Aunque sólo hubiese una media docena, como los hombres de Gedeón que lamieron, si
no hubiese sino seis que no vacilan y que no se desanimarán por las dificultades
ni huirán por las desilusiones, tan ciertamente como que Dios es Dios, Él oirá
las oraciones de tales personas. Es más, si sólo fueran dos o tres, la promesa
es para dos de nosotros que estemos de acuerdo en lo tocante a algo
concerniente al reino; sí, más aún, si no pudieran encontrarse dos personas y
sólo quedara un santo fiel, siempre y cuando estuviere provisto del espíritu y
del ardor de Daniel, aun así prevalecería como lo hizo Daniel en la antigüedad.
No debemos dejar de volver nuestro rostro hacia el Señor. Amados míos en el
Señor Jesús, yo le pido humilde pero devotamente a Dios, el Espíritu Santo, que
dé tanto a los hombres como a las mujeres miembros de esta iglesia la solemne
resolución de que en la obra en la que estamos comprometidos para Dios no
estarán satisfechos a menos que nos sean concedidas las más grandes respuestas.
Esta fue la primera prueba de que Dios podía dar a Daniel la bendición de
inmediato pues el corazón del profeta había adoptado una inmutable resolución y
no había forma de que cambiara de opinión; entonces, si un menesteroso está resuelto
a recibir su petición, harías bien en darle de inmediato lo que te pida, pues
es una pérdida de tiempo tanto para él como para ti darle largas con retrasos;
pensamos que lo mejor es darle la ayuda de inmediato, y lo mismo hace nuestro
Padre celestial con nosotros.
A continuación, Daniel sentía profundamente la miseria del pueblo
por el que intercedía. Lean esa expresión, “Nunca fue hecho debajo del
cielo nada semejante a lo que se ha hecho contra Jerusalén”. La condición de
aquella ciudad que yacía en ruinas, sus habitantes cautivos, sus hijos más
selectos desterrados hasta los confines de la tierra le aquejaban muy severamente.

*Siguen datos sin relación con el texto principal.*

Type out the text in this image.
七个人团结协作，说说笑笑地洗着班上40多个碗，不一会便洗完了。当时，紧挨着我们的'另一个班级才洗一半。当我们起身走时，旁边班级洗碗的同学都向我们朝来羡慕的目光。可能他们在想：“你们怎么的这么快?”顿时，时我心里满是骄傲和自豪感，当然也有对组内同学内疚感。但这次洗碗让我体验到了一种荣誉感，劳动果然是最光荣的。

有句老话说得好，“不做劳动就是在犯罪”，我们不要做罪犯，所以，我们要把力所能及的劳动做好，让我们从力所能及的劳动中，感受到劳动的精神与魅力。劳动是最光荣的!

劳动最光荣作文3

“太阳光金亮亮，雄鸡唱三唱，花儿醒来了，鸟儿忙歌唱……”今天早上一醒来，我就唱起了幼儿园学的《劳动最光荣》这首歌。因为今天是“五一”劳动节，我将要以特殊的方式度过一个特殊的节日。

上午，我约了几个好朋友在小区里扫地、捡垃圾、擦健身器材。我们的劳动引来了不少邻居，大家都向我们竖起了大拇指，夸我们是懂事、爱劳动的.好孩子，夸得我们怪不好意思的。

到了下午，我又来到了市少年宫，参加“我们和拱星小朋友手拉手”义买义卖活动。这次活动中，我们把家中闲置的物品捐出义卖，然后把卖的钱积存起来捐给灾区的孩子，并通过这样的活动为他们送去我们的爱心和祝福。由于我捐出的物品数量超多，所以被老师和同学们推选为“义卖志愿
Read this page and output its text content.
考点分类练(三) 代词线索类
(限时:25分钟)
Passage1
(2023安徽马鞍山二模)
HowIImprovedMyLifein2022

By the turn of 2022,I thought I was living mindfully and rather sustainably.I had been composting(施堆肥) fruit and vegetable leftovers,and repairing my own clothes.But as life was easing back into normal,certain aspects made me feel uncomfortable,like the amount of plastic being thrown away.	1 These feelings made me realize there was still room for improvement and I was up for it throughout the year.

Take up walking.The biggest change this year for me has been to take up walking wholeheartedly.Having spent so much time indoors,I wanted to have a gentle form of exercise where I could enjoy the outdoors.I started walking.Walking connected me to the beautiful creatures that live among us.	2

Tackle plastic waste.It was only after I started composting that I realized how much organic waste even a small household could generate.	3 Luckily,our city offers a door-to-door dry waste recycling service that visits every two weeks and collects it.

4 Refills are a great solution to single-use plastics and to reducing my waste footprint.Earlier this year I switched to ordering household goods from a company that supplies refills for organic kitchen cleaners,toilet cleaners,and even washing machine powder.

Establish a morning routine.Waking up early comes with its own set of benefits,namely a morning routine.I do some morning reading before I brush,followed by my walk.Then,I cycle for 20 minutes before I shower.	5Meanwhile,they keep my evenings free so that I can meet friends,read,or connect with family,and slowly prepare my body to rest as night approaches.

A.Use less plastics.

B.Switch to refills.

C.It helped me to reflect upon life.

No tenía un ligero conocimiento superficial de los sufrimientos de su pueblo, sino
que lo más íntimo de su corazón estaba amargado con el ajenjo y la hiel de la
copa de ellos. Hermanos, si Dios tiene la intención de darnos almas, Él nos
preparará para ese honor haciendo que sintamos la profunda ruina de nuestros
semejantes y la terrible condenación que implicará esa ruina a menos que
escapen de ella. Yo quisiera que ustedes se prepararan hasta ser dominados por
un horror del pecado del pecador; ¡seguramente esa no es una tarea tan extraña
si recuerdan su estado previo y sus tendencias presentes! ¡Cuán ardiente era aquel
horno a través del cual pasó tu espíritu cuando la mano de Dios se agravó sobre
ti tanto de día como de noche! Hermanos y hermanas míos en el Señor Jesús,
quiero que ustedes tengan una clara visión de la ira de Dios que amenaza a sus
propios hijos, a sus propios amigos, a sus compañeros de asiento en la iglesia,
a sus vecinos y a su parentela, a menos que sean salvados. Si pudieran insertar
en su corazón así como en su credo la sincera convicción de que “los malos
serán trasladados al Seol, todas las gentes que se olvidan de Dios”; si
pudieran recordar que aun aquellos que oyen el Evangelio no tienen vía de
escape si permanecen en la impenitencia, y que si rechazan a Cristo no queda
nada para ellos sino “una horrenda expectación de juicio, y de hervor de
fuego”; si tu alma pudiera ser conducida a derretirse por el abatimiento por
causa de los ayes de los espíritus perdidos y por causa de que tantos de tus
semejantes se perderán en breve, que estarán irrevocablemente perdidos como los
otros lo están, más allá de toda esperanza o de todo sueño de alivio,
seguramente te volverías pasmosamente denodado por las almas. Oiríamos
oraciones de una naturaleza poderosa si los creyentes se identificaran con los
hombres en su ruina; entonces las lágrimas y los gemidos no serían tan escasos;
entonces sería algo muy ordinario que el alma se derramara en gemidos inefables.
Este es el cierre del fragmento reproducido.